While the legal dispute between Apple and Samsung on intellectual property issues related to their respective smartphones designs seems forever, the South Korean manufacturer has just received a weight of support from several companies in the Silicon Valley.

Indeed, as reported by the Guardian, HP, Facebook, Google or eBay and Dell have teamed up to file an Amicus Curiae on behalf of the Korean manufacturer, inviting the Court to review its judgment regarding Samsung. In 2012, Samsung was ordered to pay a billion euros to Apple, justice recognizing violations of patents related to the iPad and iPhone that Apple considered himself a victim. Since then, Samsung multiplies calls to reduce the sentence, the exact amount remains largely open to debate.

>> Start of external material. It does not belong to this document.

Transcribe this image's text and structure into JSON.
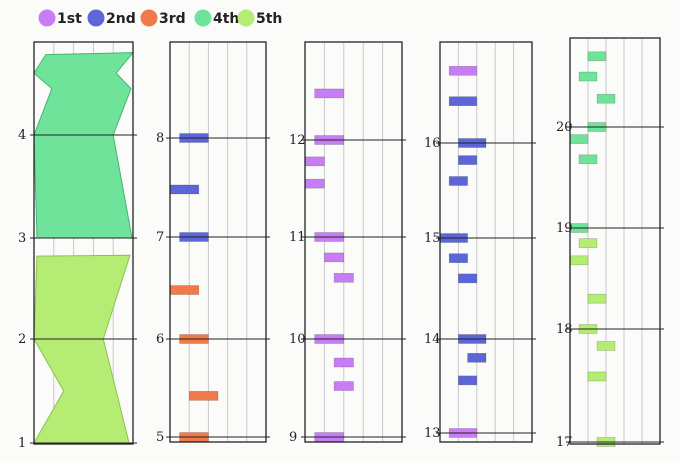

Copyright, a sensitive topic

For companies gathered behind Amicus Curiae initially spotted by the website Inside Sources “This decision, if upheld, could lead to absurd results and devastating effects on the companies that spend millions of dollars in R & D to develop new technologies. “Samsung’s supporters and remind that high tech products are complex and disparate assemblages.

They argue that condemn a manufacturer to pay a fine based on the money generated by the sale of terminals, whereas only some minor elements were the subject of a complaint, could open the door to many devastating trial for Innovation .

Amicus Curiae is an American procedure allowing more parties to comment on a lawsuit in order to “inform the court” in their review of a court decision. The procedure is typical of American law, but has also appeared in France. This is notably one of the means of action chosen by the opponents of the bill Intelligence to express their concerns to the Constitutional Council, which must rule on the text.

The Samsung lawsuit between Apple lasts for several years and has undergone several reversals situations since its early days. In 2014, the two protagonists of the case had agreed to end the pending complaints in various jurisdictions internationally and to focus only on the complaint filed with the US authorities.